University of Maryland Greenebaum Comprehensive Cancer Center (UMGCCC) understands cancer patients' unique concerns about COVID-19. We want to help keep cancer patients safe while receiving the care they need.

Our experts answer questions on how this virus affects cancer patients and what steps you and your loved ones can take during this time.

Coronavirus Risk and Cancer

Am I at high risk for getting sick if exposed to coronavirus (COVID-19)?

All patients receiving or having recently completed cancer treatment are considered to be immunocompromised and at higher risk for more serious complications from COVID-19.

What cancer patients are considered immunocompromised?

All cancer patients should be careful to protect themselves from infection during the coronavirus (COVID-19) pandemic. Patients who are actively receiving chemotherapy, or recently completed a course of chemotherapy or radiation, should be particularly careful. Similarly, those who have had a bone marrow transplant should be cautious.

How long past cancer treatment am I considered immunocompromised?

This varies significantly from patient to patient and depends on the treatment you received. If you are unsure, ask your oncologist.

How do I protect myself from coronavirus while getting cancer treatment?

  • Wash your hands often with soap and water for at least 20 seconds or use a hand sanitizer that contains at least 60% alcohol
  • Avoid touching your eyes, nose, and mouth with unwashed hands
  • Clean and disinfect high touch surfaces frequently
  • Avoid close contact with people who are sick
  • Stay at home except for your essential treatment appointments – have food, medicine, etc. delivered
  • Screen all those you may come in contact with for coronavirus symptoms, including family. If the answer is yes to any of the following, do not allow them to be in the same room with you:
  • Do you have a fever of 100.0 or above?
  • Do you have symptoms of a cold or flu including sore throat, cough, chills, or body aches?
  • Are you experiencing new shortness of breath?

Is it safe to cancel my appointment, wait to have my lab work, or hold or stop my treatment?

During the coronavirus (COVID-19) pandemic, UMGCCC limits clinic visits to those patients who are actively receiving treatment or have an urgent medical issue related to their cancer treatment. Talk to your oncologist to see if your visit can be delayed.

If I get coronavirus will my cancer move to my lungs or am I then at risk of developing lung cancer?

There is no evidence that coronavirus changes the behavior of any cancer. Our concern for cancer patients is that coronavirus complications appear to be more common in cancer patients than the rest of the population.

What should I do if I think I (or my spouse) have coronavirus (COVID-19)?

Call the Nurse Call Line. UMGCCC patients may call the assistance line at 410-328-7609 for issues related to their cancer care.


Should I wear a mask?

At the present time, the Centers for Disease Control (CDC) recommends that everyone wear at least a cloth mask in public. Patients who have had an allogeneic bone marrow transplant are generally advised to wear masks. Masks primarily help prevent the wearer from spreading germs to others; they are less effective in protecting the wearer from infection. Current temporary restrictions require everyone to wear masks in all UMMS facilities.

Should I wear gloves?

No. Good hand hygiene is your best protection. The coronavirus (COVID-19) gets on your gloves just as easily as it gets on your hands. If you visit UMGCCC's Stoler pavilion, you will be asked to remove your gloves and wash with hand sanitizer.

Am I at risk of developing coronavirus (COVID-19) after accepting a delivery?

It is unlikely as long as you practice good hand hygiene. After accepting the delivery, wash your hands with soap and water for at least 20 seconds, or use a hand sanitizer that contains at least 60% alcohol. Also, avoid touching your eyes, nose, and mouth with unwashed hands.

What can I do to help boost my immune system during this time?

Continue with healthy habits such as eating a balanced diet and getting physical activity or exercise.

Going Out in Public

Should I go to the grocery store?

No. You should have someone else go if they can or set up delivery.

Should I make my spouse take off their clothes before coming in the house after being out?

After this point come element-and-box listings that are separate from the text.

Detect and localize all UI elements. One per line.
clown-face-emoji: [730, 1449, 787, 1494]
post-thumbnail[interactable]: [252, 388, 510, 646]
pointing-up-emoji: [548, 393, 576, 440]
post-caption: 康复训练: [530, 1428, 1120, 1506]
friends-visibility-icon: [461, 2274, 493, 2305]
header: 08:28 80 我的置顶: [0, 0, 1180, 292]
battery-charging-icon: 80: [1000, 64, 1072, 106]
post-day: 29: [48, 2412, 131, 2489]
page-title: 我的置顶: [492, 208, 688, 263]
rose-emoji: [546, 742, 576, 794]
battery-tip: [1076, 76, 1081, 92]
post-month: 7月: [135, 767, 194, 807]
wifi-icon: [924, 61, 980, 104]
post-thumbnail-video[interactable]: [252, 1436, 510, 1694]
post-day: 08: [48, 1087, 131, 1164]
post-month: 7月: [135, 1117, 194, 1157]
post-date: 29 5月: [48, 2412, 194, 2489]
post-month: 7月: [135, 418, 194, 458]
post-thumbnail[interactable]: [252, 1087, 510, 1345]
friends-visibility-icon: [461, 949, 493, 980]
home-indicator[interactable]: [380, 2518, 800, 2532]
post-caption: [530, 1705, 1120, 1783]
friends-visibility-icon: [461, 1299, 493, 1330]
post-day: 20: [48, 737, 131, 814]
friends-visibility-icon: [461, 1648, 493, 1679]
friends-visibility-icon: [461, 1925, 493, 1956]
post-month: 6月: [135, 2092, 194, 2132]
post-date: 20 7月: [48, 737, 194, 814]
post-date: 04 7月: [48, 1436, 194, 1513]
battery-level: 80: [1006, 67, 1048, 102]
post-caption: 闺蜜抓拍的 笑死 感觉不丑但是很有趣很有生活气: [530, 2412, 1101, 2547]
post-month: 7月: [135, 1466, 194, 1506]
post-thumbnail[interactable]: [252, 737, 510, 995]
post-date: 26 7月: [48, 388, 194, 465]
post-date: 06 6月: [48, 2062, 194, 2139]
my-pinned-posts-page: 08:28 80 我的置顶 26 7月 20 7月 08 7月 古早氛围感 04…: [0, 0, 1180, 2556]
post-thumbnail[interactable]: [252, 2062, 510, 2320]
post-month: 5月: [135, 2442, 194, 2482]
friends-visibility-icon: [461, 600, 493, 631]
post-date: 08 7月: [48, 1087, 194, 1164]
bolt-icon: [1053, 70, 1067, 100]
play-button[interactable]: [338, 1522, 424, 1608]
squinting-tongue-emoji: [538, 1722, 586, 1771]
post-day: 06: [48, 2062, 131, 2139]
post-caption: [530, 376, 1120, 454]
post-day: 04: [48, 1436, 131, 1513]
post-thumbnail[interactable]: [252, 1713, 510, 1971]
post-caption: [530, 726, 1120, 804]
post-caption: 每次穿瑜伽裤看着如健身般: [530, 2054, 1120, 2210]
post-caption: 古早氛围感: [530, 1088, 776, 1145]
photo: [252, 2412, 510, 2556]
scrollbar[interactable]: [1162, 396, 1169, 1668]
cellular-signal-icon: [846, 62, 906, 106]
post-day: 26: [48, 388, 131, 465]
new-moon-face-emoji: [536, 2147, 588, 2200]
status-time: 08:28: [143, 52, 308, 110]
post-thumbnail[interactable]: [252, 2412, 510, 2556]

This is unnecessary as long as your spouse does not work directly with coronavirus (COVID-19) patients.

I don't have family and I need to go to the pharmacy or grocery store, what should I do?

Go first thing in the morning. Some grocery stores are limiting the first hour to the elderly and patients with health concerns, maintain 6 feet distance, don't touch your face while out, and wash hands as soon as you get home.

Should I stop working?

It is advised that everyone stay at home if they are not involved in essential services. If appropriate, telework is advisable. If you are uncertain, check with your oncologist.